La place de Ping Pong dans l'animation japonaise


Le chara-design et les décors


Une chose est frappante au premier coup d'oeil : Ping Pong the Animation adapte très bien le chara-design de Taiyou Matsumoto, qui est un dessinateur iconoclaste. Quand il est arrivé dans le paysage manga vers les années 1990, il a apporté un style totalement nouveau, et personne n'est entré dans son sillon depuis. Si le manga regorge de styles variés, des commerciaux comme beaucoup d'originaux, on ne peut pas en dire autant dans le domaine de l'animation. Peu d'anime tentent de s'écarter des standards graphiques codifiés (ou alors il faut se tourner du côté de l'animation japonaise indépendante, comme ceci par exemple). On peut évoquer récemment Tonkatsu Dj Agetarô, formidable petit anime auquel nous avons consacré un dossier il y a peu, qui n'a cependant pas poussé la recherche graphique au même niveau que Ping Pong.

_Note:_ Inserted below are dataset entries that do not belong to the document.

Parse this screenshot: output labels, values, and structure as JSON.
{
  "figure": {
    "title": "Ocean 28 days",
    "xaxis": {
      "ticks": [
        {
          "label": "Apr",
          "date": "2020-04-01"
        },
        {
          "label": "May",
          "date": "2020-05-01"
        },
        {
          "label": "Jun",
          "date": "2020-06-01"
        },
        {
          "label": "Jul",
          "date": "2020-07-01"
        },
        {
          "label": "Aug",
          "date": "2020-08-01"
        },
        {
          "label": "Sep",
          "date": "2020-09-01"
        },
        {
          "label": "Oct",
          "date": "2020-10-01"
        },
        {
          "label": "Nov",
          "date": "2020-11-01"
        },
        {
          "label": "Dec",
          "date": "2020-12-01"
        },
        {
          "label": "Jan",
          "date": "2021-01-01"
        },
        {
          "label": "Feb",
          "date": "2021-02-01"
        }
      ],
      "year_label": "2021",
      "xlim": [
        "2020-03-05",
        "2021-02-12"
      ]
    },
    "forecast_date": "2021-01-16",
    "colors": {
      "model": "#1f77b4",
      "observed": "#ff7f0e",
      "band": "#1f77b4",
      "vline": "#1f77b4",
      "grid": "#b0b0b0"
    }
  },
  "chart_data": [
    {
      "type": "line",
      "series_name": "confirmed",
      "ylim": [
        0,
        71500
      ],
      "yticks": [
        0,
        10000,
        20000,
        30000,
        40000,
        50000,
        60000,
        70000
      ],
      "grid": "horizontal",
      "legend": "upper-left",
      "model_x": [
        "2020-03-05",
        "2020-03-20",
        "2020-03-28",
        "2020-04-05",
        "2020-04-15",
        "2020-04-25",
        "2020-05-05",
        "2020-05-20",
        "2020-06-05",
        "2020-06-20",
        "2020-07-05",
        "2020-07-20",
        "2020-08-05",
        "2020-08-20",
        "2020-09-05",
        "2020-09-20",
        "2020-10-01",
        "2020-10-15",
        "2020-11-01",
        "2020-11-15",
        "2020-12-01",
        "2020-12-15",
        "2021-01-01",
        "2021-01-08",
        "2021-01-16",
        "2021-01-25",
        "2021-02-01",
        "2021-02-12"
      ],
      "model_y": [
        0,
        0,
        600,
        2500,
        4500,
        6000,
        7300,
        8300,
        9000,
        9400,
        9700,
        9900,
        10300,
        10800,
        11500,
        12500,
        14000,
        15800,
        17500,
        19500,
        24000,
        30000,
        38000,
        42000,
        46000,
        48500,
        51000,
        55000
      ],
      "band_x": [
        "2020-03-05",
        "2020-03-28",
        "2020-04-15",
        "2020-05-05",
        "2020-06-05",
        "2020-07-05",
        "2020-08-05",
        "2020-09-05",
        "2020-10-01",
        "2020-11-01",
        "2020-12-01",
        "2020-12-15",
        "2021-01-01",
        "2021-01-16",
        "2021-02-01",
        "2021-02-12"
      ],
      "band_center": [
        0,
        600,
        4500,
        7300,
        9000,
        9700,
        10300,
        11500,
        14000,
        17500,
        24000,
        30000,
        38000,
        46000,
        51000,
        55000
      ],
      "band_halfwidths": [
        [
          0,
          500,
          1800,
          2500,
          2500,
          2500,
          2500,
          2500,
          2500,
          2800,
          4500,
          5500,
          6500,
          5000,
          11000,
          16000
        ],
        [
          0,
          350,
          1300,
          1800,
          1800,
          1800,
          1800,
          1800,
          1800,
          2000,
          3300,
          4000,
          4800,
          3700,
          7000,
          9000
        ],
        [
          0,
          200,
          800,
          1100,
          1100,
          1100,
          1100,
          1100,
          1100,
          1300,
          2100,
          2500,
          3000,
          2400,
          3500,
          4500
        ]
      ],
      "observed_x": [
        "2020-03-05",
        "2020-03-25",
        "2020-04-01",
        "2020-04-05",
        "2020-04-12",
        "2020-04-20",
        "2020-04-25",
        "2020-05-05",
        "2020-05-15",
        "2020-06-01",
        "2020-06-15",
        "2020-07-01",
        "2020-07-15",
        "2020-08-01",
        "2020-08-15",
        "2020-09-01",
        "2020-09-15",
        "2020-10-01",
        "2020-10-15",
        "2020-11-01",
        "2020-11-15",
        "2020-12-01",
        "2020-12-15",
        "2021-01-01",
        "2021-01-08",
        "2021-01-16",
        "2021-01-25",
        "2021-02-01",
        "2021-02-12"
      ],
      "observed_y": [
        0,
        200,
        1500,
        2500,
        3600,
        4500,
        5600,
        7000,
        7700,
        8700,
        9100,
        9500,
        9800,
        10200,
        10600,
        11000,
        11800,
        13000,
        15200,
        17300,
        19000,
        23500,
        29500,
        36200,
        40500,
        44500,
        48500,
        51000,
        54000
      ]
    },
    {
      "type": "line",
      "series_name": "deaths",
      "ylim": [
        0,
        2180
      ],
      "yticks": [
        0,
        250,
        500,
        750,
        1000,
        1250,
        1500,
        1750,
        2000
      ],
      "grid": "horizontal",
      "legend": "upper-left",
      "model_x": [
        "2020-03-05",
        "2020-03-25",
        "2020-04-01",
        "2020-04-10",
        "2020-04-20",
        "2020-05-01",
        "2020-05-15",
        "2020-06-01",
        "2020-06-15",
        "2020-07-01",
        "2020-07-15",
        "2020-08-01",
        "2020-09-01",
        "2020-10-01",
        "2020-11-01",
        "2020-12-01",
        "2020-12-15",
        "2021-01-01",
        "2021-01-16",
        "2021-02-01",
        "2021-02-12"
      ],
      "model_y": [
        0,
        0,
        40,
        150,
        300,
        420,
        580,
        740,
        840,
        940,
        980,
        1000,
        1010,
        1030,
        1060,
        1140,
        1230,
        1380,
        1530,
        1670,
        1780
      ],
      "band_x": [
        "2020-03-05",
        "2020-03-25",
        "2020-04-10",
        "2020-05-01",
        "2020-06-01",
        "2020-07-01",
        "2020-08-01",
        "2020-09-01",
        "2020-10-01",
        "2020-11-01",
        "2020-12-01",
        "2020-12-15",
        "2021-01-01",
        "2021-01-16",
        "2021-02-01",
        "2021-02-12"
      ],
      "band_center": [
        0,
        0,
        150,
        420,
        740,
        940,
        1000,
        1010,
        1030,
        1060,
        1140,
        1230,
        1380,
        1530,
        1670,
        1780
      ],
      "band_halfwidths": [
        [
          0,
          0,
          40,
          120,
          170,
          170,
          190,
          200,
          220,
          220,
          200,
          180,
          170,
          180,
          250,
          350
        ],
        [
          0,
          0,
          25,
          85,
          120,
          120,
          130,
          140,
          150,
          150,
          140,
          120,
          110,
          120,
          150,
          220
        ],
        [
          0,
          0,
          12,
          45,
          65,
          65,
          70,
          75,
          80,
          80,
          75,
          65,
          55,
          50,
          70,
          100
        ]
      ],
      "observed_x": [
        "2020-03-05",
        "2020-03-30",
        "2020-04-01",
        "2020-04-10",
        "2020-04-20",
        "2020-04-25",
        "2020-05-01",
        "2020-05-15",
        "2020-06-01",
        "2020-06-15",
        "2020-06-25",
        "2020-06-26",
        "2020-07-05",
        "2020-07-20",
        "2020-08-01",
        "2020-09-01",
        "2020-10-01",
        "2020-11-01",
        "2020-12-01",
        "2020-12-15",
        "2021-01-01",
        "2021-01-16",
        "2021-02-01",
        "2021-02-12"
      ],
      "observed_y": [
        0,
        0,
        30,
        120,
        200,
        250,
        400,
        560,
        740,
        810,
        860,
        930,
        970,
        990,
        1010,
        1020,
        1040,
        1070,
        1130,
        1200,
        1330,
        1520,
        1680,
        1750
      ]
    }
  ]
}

Il y a un côté brut dans le chara-design de Matsumoto, voire brutal. Les composantes du visage humains sont ramenés au plus simple, avec une forte netteté dans le contour, apportant ainsi force et dynamisme à l'identité visuelle globale. Il y a quelque chose de tribal, d'art ancien dans les yeux et les sourires. Quant aux décors, ils sont pour beaucoup dessinés simplement, par aplats de couleurs, ce qui correspond très bien aux thématiques de la jeunesse, de l'innocence. De plus, les teintes utilisées sont ternes, ce qui permet d'évoquer le pessimisme dont nous parlions plus haut. Tout cela ensemble donne une superbe cohérence, et un respect maximal du travail de l'auteur original.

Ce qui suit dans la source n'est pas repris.